Fig. 3 Starter and extender unit selectivity of the SimG AT domain. (a). Schematic of AT-catalysed loading of acyl groups onto the ACP domain from coenzyme A thioesters. (b). Deconvoluted mass spectra of SimG AT domain in the absence of acyl-CoA (top), and following incubation with acetyl-CoA (middle) or malonyl-CoA (bottom). (c). Deconvoluted mass spectra of SimG ACP domain in the absence of acyl-CoA (top), and after incubation with SimG AT and acetyl-CoA (middle), or malonyl-CoA (bottom). Experiments were conducted in triplicate and representative spectra are shown. (d). Michaelis–Menten properties for the rate of ACP domain acylation catalysed by the SimG AT domain for acetyl- and malonyl-CoA. The SimG AT domain exhibits a 2-fold preference (k_cat/K_m) for transacylating malonyl- versus acetyl-CoA. (e). Bar chart showing the percentage acylation of SimG AT domain (blue), and subsequent acyl transfer to the ACP domain (orange), following incubation with a range of acyl-CoAs. Error bars represent the standard deviation of three experimental replicates.

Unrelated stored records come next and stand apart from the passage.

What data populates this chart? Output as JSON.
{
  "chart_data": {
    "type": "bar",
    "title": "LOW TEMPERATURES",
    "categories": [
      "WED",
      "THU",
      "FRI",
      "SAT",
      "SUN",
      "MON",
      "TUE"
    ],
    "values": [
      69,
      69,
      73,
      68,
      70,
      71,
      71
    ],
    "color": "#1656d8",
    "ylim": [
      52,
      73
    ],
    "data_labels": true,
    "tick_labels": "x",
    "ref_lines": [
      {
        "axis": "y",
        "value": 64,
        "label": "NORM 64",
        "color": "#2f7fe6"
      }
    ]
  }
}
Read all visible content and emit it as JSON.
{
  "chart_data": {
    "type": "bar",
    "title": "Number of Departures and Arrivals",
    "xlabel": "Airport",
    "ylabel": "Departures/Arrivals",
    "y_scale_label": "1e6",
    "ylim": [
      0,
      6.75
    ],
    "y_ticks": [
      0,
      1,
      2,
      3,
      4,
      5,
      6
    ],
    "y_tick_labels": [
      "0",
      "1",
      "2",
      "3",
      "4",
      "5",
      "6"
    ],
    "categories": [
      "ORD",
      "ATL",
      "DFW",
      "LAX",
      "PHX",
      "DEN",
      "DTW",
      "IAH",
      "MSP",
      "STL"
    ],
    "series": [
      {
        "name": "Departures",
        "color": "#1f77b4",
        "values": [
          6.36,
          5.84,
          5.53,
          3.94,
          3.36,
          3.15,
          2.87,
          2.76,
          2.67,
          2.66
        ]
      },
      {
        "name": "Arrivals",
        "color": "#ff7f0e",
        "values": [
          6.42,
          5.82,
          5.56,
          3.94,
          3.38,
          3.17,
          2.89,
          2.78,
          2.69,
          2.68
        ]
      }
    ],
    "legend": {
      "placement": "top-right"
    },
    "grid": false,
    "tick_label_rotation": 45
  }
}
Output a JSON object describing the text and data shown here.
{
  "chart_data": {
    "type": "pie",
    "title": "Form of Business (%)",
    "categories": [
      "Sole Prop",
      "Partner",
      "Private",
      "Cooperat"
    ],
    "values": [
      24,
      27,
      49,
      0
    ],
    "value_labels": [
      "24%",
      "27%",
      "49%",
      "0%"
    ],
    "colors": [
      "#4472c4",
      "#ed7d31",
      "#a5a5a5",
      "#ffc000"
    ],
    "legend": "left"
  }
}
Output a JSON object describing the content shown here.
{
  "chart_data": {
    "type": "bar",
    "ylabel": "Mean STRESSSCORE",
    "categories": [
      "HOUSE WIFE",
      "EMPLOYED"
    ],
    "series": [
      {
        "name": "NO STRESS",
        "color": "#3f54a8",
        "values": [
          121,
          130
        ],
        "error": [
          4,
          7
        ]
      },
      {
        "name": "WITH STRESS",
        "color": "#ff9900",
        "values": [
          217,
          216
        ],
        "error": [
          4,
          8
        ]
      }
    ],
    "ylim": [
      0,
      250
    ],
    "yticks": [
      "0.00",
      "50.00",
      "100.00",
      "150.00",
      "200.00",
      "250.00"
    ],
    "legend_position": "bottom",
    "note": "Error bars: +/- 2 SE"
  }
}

The biosynthesis of Hma (3) requires one acetyl-CoA and three malonyl-CoA units, in line with previous labelling studies,²⁴ to achieve the tetraketide product. Using our purified SimG AT domain, we first assayed the ability of acetyl-CoA and malonyl-CoA to transacylate the AT domain using intact protein mass spectrometry. Incubation of SimG AT with an excess of acetyl or malonyl-CoA yielded 35.3 ± 0.9% loading of acetyl and 64.5 ± 1.4% loading of malonyl, indicated by mass shifts of +42 Da and +86 Da, respectively (Fig. 3b). This preference towards malonyl has been observed for the LovB AT domain,¹⁵ and is likely due to the electrostatic interaction between a highly conserved arginine residue in the AT domain active site (R730 in SimG AT) and the carboxylate anion of malonyl unit – an interaction not possible for acetyl.³⁶ Inclusion of the holo-ACP domain resulted in equivalent levels of acyl transfer to the Ppant thiol, loading 32.1 ± 10.6% acetyl and 63.7 ± 6.2% malonyl (Fig. 3c), with no transfer observed when the AT domain was omitted (ESI Fig. S2†). The same assay allowed us to determine the steady-state kinetic parameters for the system by quantifying acyl-ACP formation over time (Fig. 3d and ESI Fig. S3†). Whilst the SimG AT domain exhibits broadly similar kinetic constants to the LovB AT domain,¹⁵ the measured k_cat value for acetyl transfer was much higher, resulting in a 2-fold preference for transacylating malonyl- versus acetyl-CoA (k_cat/K_m: acetyl = 0.42 μM⁻¹ min⁻¹, malonyl = 0.83 μM⁻¹ min⁻¹). This is in stark contrast to a 20-fold preference observed for the LovB AT domain, and may indicate that AT domains have tuned their processivity according to the number of malonyl-CoA extender units required to assemble the final product (i.e. 8 malonyl-CoA for LovB, 3 malonyl-CoA for SimG). It is worth acknowledging that the kinetic data obtained here, as in other studies, uses dissected domains. This is in contrast to the covalent tethering within the native hrPKS, meaning that local concentration of the ACP domain is high, promoting short diffusion pathways.³⁷

We next sought to explore whether alternative starter and extender units could be accepted by the AT domain and transferred to the ACP domain. First, a range of acyl-CoAs with increasing saturated carbon chain lengths were tested. Whilst good levels of AT transacylation were observed for C3–C10 substrates, only trace levels of transfer to the ACP domain were detected, with octanoyl and decanoyl units not transferred at all (Fig. 3e). We next tested whether methylmalonyl-CoA could be used as an alternative extender unit by the AT domain. Similar to the trend observed for non-native starter units, methylmalonyl-CoA was able to acylate the AT domain, but could only transfer trace amounts to the ACP domain. The ability of the AT domain to become acylated by non-native starter/extender units, but not catalyse subsequent transfer to the ACP domain efficiently, suggests that once attached to the active site Ser706 residue, the non-native acyl chains are unable to find the correct catalytic geometry for the second step of the reaction. However, acylation of the AT domain by a non-native starter/extender unit from the cellular environment would, in principle, inhibit the hrPKS without a mechanism for removal (vide infra). These observations suggest that although some non-native starter/extender units might be able to prime the ACP domain at low levels, it seems unlikely that they would provide the required substrate flux to assemble the polyketide product at scalable quantities. Furthermore, the intrinsic selectivity of the AT domain for acetyl- and malonyl-CoA means that attempts to produce derivatives via alternative starter/extender units would need to be conducted in vitro where the substrates can be controlled, or with entire AT domain swapping.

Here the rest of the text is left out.